Posted on Tue 20 September 2011

We’ve hinted at bits and pieces of this along the way, but I wanted to write up a more formal review of the changes we made this week while we had the engine out to replace the fuel tank.

Our original battery system was 2 banks of 4 and 2 6Volt batteries that were combined to make two banks of 220Amp Hours and 440 Amp Hours each. This was proving to be a bit limiting. I also suspect our batteries are waning and we’ll replace likely replace them further down the road. However, for now what we’ve done is create on large house bank combining all of these batteries into one 660 Amp Hour bank and we added a second 12V dedicated starting battery.

The new positive post of the new battery is wired directly to the starter and the negative joins the common negative bus in the house bank battery trays (i.e., they are wired together).

We already had a Blue Sea Automatic Charge Relay which combines both banks whenever it sees an adequate input charging current on either bank. For us this means that when the alternator is charging the starting battery it will combine and also charge the House, or when the solar and\or AC Shore Power Charger is charging it the  House it will also top-up the starting battery. This second possibility is called a dual sensing ACR and is somewhat less known about, read the Blue Sea Page on ACRs for more on that.

The battery changes should give us adequate power to not have to run engine for charging as frequently. However our alternator was only 65Amps and it had an internal single-stage regulator.

We upgraded our alternator to a 100amp Leece-Neville 8MR2401UA which was a physical drop-in replacement (same size, bolt pattern etc.) as our smaller 65Amp Leece-Neville. This was the maximum size we can run our engine with a single 1/2” belt.

We also replaced the internal regulator on the new alternator with a Balmar MC-614 three-stage or smart regulator.This regulator senses the voltage of the battery, temperature of the battery and the alternator and adjust the output of the alternator to provide the best charging current given the state of the batteries and the environment conditions.
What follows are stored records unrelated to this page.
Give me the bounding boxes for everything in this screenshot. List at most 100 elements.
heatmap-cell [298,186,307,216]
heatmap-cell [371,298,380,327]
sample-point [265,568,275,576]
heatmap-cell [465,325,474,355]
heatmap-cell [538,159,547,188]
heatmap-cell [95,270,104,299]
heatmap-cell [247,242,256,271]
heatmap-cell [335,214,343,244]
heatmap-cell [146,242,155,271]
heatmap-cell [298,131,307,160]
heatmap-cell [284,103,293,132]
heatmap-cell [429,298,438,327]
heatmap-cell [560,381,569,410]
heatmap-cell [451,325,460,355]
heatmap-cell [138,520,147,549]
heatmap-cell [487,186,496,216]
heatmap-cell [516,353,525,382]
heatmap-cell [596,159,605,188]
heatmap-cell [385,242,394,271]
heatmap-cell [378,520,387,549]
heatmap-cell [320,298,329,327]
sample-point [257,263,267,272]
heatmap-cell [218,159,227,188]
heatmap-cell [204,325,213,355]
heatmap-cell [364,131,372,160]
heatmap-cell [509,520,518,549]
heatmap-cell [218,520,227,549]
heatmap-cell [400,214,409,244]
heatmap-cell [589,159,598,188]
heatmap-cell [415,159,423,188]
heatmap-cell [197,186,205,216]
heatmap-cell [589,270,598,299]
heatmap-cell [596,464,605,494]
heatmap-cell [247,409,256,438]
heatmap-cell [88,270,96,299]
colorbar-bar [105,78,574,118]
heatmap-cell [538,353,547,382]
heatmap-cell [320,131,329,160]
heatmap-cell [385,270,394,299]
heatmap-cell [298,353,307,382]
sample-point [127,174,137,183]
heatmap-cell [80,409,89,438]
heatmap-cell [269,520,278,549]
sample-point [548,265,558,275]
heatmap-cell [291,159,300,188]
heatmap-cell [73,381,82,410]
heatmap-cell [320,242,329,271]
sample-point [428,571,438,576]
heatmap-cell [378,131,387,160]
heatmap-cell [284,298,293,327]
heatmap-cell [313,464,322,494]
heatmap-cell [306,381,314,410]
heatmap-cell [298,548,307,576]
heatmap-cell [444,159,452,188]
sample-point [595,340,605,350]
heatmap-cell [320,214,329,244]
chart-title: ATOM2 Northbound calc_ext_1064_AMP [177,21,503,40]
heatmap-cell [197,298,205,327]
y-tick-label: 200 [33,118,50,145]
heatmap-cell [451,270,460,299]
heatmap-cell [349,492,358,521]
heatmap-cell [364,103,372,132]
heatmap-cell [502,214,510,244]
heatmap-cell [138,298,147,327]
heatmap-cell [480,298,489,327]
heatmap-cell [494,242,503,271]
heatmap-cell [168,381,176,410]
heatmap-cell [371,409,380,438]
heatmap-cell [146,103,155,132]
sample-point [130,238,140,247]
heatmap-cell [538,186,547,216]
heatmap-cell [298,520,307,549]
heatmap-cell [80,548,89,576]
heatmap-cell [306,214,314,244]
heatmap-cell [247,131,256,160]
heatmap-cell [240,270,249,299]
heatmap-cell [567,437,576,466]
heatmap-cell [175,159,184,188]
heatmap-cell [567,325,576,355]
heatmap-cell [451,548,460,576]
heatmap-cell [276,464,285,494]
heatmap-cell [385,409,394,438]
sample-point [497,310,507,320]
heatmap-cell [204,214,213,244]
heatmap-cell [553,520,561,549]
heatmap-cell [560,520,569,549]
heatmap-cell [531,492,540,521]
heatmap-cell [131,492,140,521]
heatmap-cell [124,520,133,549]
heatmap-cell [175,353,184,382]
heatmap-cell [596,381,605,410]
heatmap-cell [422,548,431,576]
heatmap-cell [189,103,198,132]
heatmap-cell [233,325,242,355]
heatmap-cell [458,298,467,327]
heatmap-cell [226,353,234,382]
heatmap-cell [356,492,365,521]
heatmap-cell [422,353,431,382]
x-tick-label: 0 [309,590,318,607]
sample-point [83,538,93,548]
The process seemed like it was going to be:

  1. remove the old alternator form the engine
  2. remove the internal regulator from the new alternator and install the conversion kit to allow the alternator to be controlled by the external regulator. There are excellent step-by-step instructions on that here.
  3. Bolt the new regulator onto the engine
  4. Wire the external regulator to the alternator, Ignition (or a pump driven solenoid which turns the regulator on and off) and its sensors to the battery bank (temperature and voltage) and alternator (temperature)
  5. Mount the external regulator

Seems pretty straight-forward and in fact all of that took a few hours. This is where easy goes crazy…. I was doing this over the weekend and all of the pre-tests Balmar says you should run using your voltmeter were not working properly. I spent at least a day tracing wires all over the engine compartment, under the cockpit floor and the lazarette to ensure I was wiring the thing correctly. But despite seeming to be wired correctly, in the end it wasn’t working right and the problem had to do with how much the new alternator and the old alternator differed from each other. The old alternator was case-grounded which means it was grounded through the way it was bolted to the engine. The new alternator was externally grounded which means you need to run a wire from the negative (-) post on the alternator back to the negative (-) on the batteries (our your common ground).

It took about an hour on the phone with Rich from Balmar and his patient troubleshooting guidance (and an emailed picture of my wiring) for him to come to the conclusion about my ground problem with the alternator. We borrowed a jumper cable from the always helpful Kyle Cox at Tarheel Aluminum Fabrication (he made our tank) and we tested our theory… BINGO! Everything was working yaay!!! Phone support, let me restate that. Knowledgeable, technical, skilled phone support is awesome thank you Balmar!

Now our alternator and regulator are working properly!